2.3.1 Intuition Behind SVD

The singular values in \(\mathbf{\Sigma}\) represent the amount of variance captured by each of the principal components (right singular vectors).
The left singular vectors in \(\mathbf{U}\) describe how the original observations (rows of \(\mathbf{A}\)) relate to each principal component.
The right singular vectors in \(\mathbf{V}\) give the directions (axes) along which the data varies the most.

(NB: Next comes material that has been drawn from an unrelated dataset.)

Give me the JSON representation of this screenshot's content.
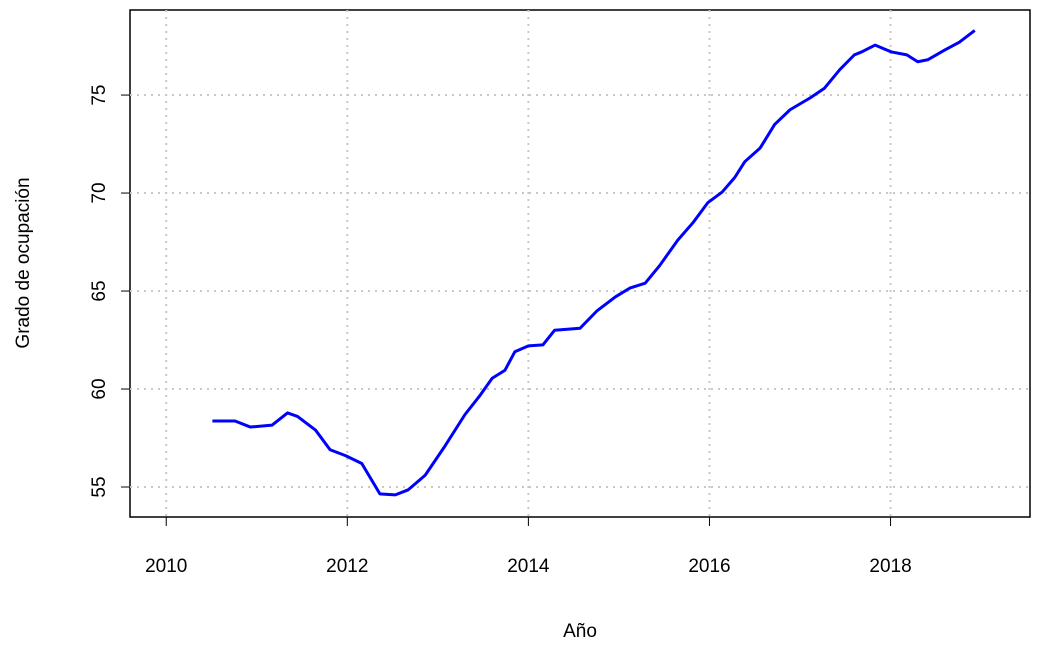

The SVD allows us to decompose the data matrix \(\mathbf{A}\) into three parts that capture its underlying structure. When applying PCA, we often use SVD to project the data onto a lower-dimensional space.

Definition 2.3 (Singular Value Decomposition (SVD)) A matrix factorization technique that expresses a matrix \(\mathbf{A} \in \mathbb{R}^{n \times p}\) as the product of three matrices: \(\mathbf{U}\) (left singular vectors), \(\mathbf{\Sigma}\) (singular values), and \(\mathbf{V}^\top\) (right singular vectors, or principal components).

2.3.2 Example: SVD Computation

Consider the following matrix \(\mathbf{A} \in \mathbb{R}^{3 \times 2}\):

\[ \mathbf{A} = \begin{bmatrix} 1 & 0 \\ 0 & 1 \\ 1 & 1 \end{bmatrix} \]

To compute the SVD, we decompose \(\mathbf{A}\) as:

\[ \mathbf{A} = \mathbf{U} \mathbf{\Sigma} \mathbf{V}^\top \]

where:

\(\mathbf{U}\) contains the left singular vectors.
\(\mathbf{\Sigma}\) contains the singular values.
\(\mathbf{V}^\top\) contains the right singular vectors (the principal components).

Performing the SVD for this matrix, we obtain:

\[ \mathbf{U} = \begin{bmatrix} -\frac{1}{\sqrt{2}} & 0 & -\frac{1}{\sqrt{2}} \\ 0 & 1 & 0 \\ -\frac{1}{\sqrt{2}} & 0 & \frac{1}{\sqrt{2}} \end{bmatrix}, \quad \mathbf{\Sigma} = \begin{bmatrix} \sqrt{2} & 0 \\ 0 & 1 \\ 0 & 0 \end{bmatrix}, \quad \mathbf{V}^\top = \begin{bmatrix} -\frac{1}{\sqrt{2}} & -\frac{1}{\sqrt{2}} \\ -\frac{1}{\sqrt{2}} & \frac{1}{\sqrt{2}} \end{bmatrix} \]

The singular values in \(\mathbf{\Sigma}\) provide us with information about the variance captured by each principal component. The right singular vectors in \(\mathbf{V}^\top\) are the directions in feature space that capture the most variance.

Thus, SVD offers a powerful way to decompose and analyze the structure of the data matrix, and it is often more numerically stable than eigenvalue decomposition, especially for large or noisy datasets.

In the context of PCA, the right singular vectors in \(\mathbf{V}\) are the principal components, and the singular values in \(\mathbf{\Sigma}\) relate to the amount of variance captured by each component.

2.4 Conclusion

In this chapter, we covered the fundamental mathematical concepts required to understand PCA. We explored vectors, matrices, the covariance matrix (denoted \(S^2\)), eigenvalue decomposition, and SVD. These concepts form the backbone of the PCA algorithm, allowing us to reduce dimensionality by finding directions of maximum variance in the data.

In the next chapter, we will discuss the PCA algorithm itself, walking through each step in detail, from data preprocessing to projecting data onto principal components.